U.S. judge suspends "Big Four" China accounting units over audits

January 24, 2014

WASHINGTON - Chinese units of the global Big Four accounting firms have been barred by a US Securities and Exchange Commission judge from leading audits of US-listed companies for six months. The judge said KPMG, Deloitte & Touche, PricewaterhouseCoopers and Ernst and Young had willfully failed to give US regulators the audit work of certain Chinese companies under investigation for alleged fraud.

The SEC had sought audit work papers from the firms to assist its investigations, but the firms refused to turn over the documents, citing Chinese regulations which treat the information as State secrets. The four companies have said they intend to appeal against the ruling.

It is the latest escalation in a bilateral spat over regulators' access to auditing of documents of Chinese companies suspected of accounting fraud.

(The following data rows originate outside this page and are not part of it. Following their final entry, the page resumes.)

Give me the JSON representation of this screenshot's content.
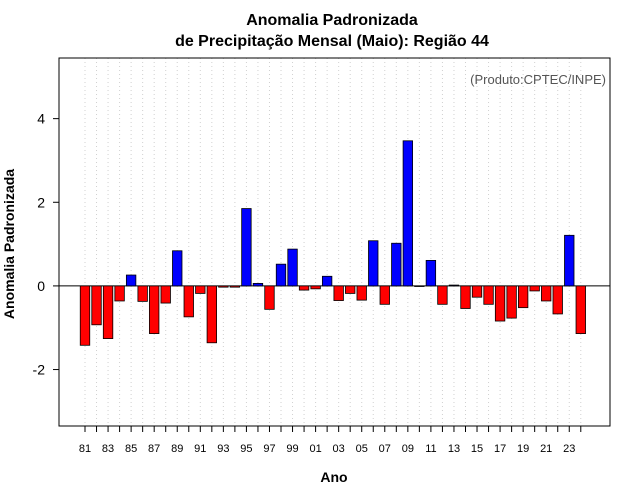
{
  "chart_data": {
    "type": "bar",
    "title_line1": "Anomalia Padronizada",
    "title_line2": "de Precipitação Mensal (Maio): Região 44",
    "xlabel": "Ano",
    "ylabel": "Anomalia Padronizada",
    "credit": "(Produto:CPTEC/INPE)",
    "ylim": [
      -3.35,
      5.45
    ],
    "yticks": [
      -2,
      0,
      2,
      4
    ],
    "ytick_labels": [
      "-2",
      "0",
      "2",
      "4"
    ],
    "grid": "vertical dotted",
    "positive_color": "#0000ff",
    "negative_color": "#ff0000",
    "categories": [
      "1981",
      "1982",
      "1983",
      "1984",
      "1985",
      "1986",
      "1987",
      "1988",
      "1989",
      "1990",
      "1991",
      "1992",
      "1993",
      "1994",
      "1995",
      "1996",
      "1997",
      "1998",
      "1999",
      "2000",
      "2001",
      "2002",
      "2003",
      "2004",
      "2005",
      "2006",
      "2007",
      "2008",
      "2009",
      "2010",
      "2011",
      "2012",
      "2013",
      "2014",
      "2015",
      "2016",
      "2017",
      "2018",
      "2019",
      "2020",
      "2021",
      "2022",
      "2023",
      "2024"
    ],
    "xtick_labels": [
      "81",
      "",
      "83",
      "",
      "85",
      "",
      "87",
      "",
      "89",
      "",
      "91",
      "",
      "93",
      "",
      "95",
      "",
      "97",
      "",
      "99",
      "",
      "01",
      "",
      "03",
      "",
      "05",
      "",
      "07",
      "",
      "09",
      "",
      "11",
      "",
      "13",
      "",
      "15",
      "",
      "17",
      "",
      "19",
      "",
      "21",
      "",
      "23",
      ""
    ],
    "values": [
      -1.42,
      -0.93,
      -1.26,
      -0.36,
      0.26,
      -0.37,
      -1.14,
      -0.41,
      0.84,
      -0.74,
      -0.18,
      -1.36,
      -0.03,
      -0.03,
      1.85,
      0.06,
      -0.56,
      0.52,
      0.88,
      -0.1,
      -0.07,
      0.23,
      -0.35,
      -0.18,
      -0.34,
      1.08,
      -0.44,
      1.02,
      3.47,
      0.0,
      0.61,
      -0.44,
      0.02,
      -0.54,
      -0.27,
      -0.44,
      -0.84,
      -0.77,
      -0.52,
      -0.12,
      -0.36,
      -0.67,
      1.21,
      -1.14
    ]
  }
}
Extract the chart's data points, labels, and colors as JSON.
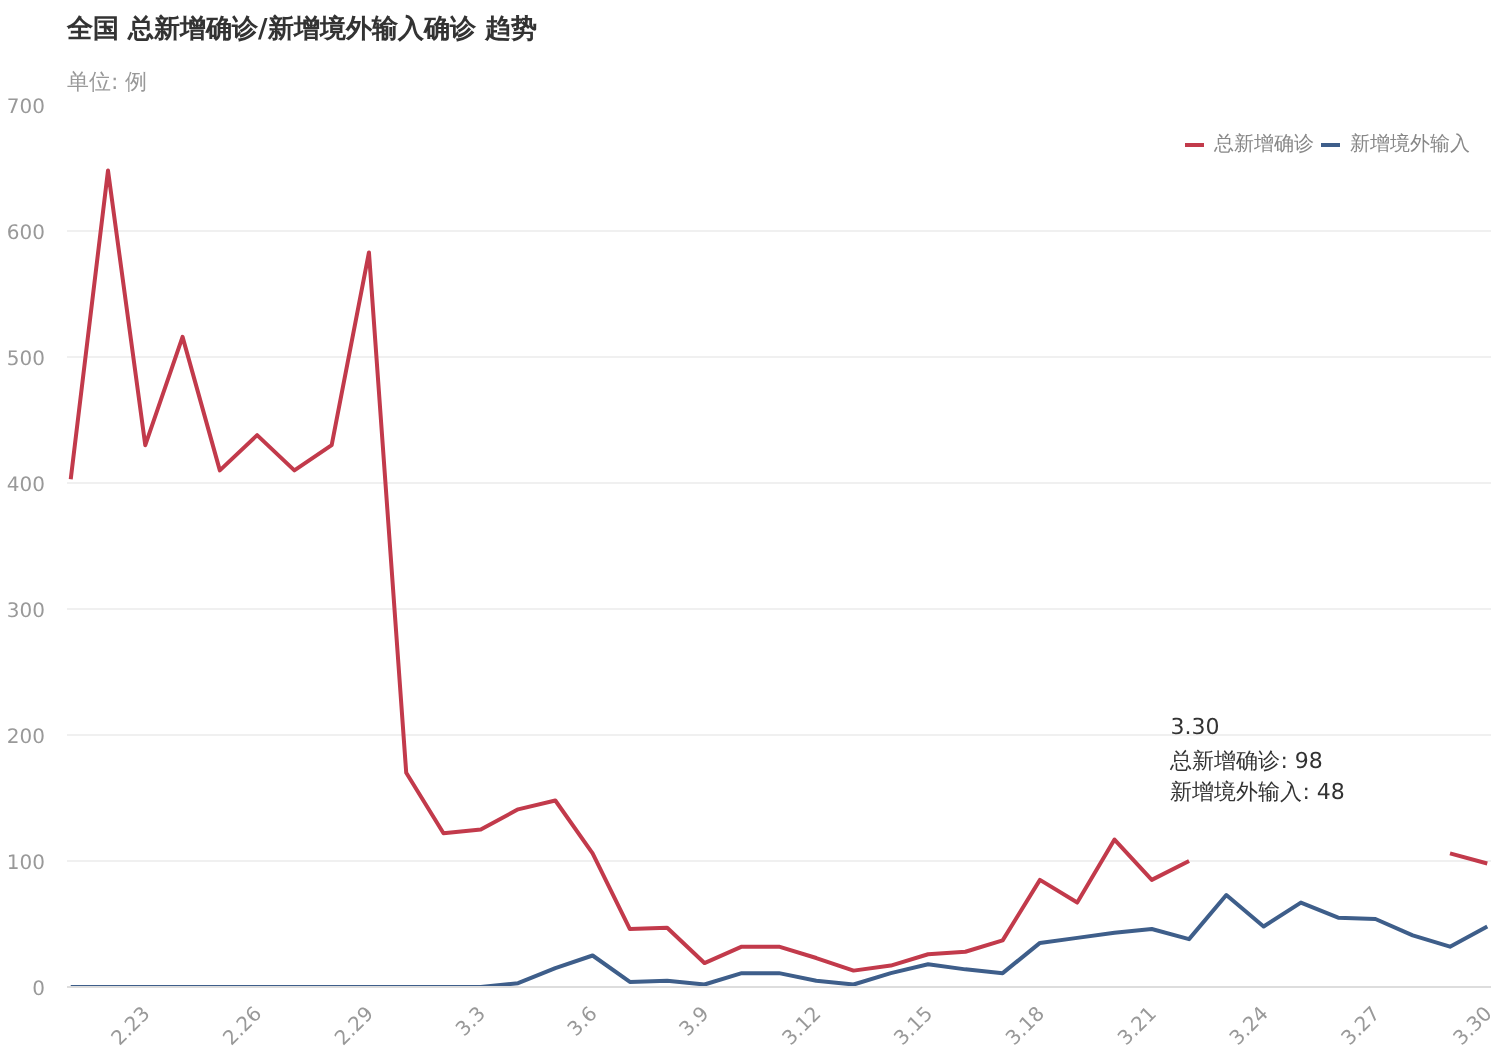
{
  "chart_data": {
    "type": "line",
    "title": "全国 总新增确诊/新增境外输入确诊 趋势",
    "subtitle": "单位: 例",
    "categories": [
      null,
      null,
      "2.23",
      null,
      null,
      "2.26",
      null,
      null,
      "2.29",
      null,
      null,
      "3.3",
      null,
      null,
      "3.6",
      null,
      null,
      "3.9",
      null,
      null,
      "3.12",
      null,
      null,
      "3.15",
      null,
      null,
      "3.18",
      null,
      null,
      "3.21",
      null,
      null,
      "3.24",
      null,
      null,
      "3.27",
      null,
      null,
      "3.30"
    ],
    "series": [
      {
        "name": "总新增确诊",
        "color": "#c23a4b",
        "values": [
          403,
          648,
          430,
          516,
          410,
          438,
          410,
          430,
          583,
          170,
          122,
          125,
          141,
          148,
          106,
          46,
          47,
          19,
          32,
          32,
          23,
          13,
          17,
          26,
          28,
          37,
          85,
          67,
          117,
          85,
          100,
          null,
          null,
          null,
          null,
          null,
          null,
          106,
          98
        ]
      },
      {
        "name": "新增境外输入",
        "color": "#3e5e8a",
        "values": [
          0,
          0,
          0,
          0,
          0,
          0,
          0,
          0,
          0,
          0,
          0,
          0,
          3,
          15,
          25,
          4,
          5,
          2,
          11,
          11,
          5,
          2,
          11,
          18,
          14,
          11,
          35,
          39,
          43,
          46,
          38,
          73,
          48,
          67,
          55,
          54,
          41,
          32,
          48
        ]
      }
    ],
    "ylim": [
      0,
      700
    ],
    "yticks": [
      0,
      100,
      200,
      300,
      400,
      500,
      600,
      700
    ],
    "grid": "y",
    "legend": "top right",
    "marker": "none",
    "line_style": "solid",
    "annotations": [
      "3.30",
      "总新增确诊: 98",
      "新增境外输入: 48"
    ]
  }
}
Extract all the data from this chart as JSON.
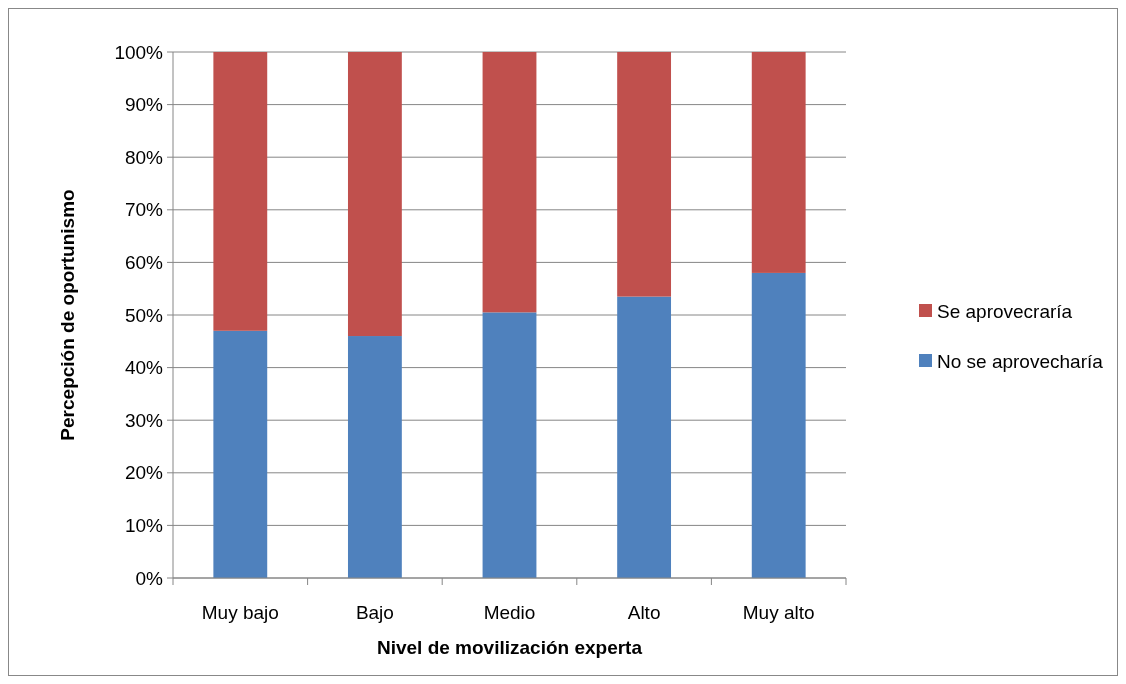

At least 130 domestic US companies encountered questions about their accounting or disclosure starting around 2010, and that wave of alleged problems caused the companies’ stocks to plunge, costing US investors billions of dollars on paper.

Many of the companies had gained access to US markets through reverse mergers, in which the Chinese companies merged with American shell companies that were already listed on US exchanges, thus avoiding the regulatory scrutiny that comes with a traditional initial public offering.

The Chinese Government agreed in May 2013 to allow US accounting regulators to see limited audit records and other documents held by Chinese audit firms, but many are still said to be  hidden.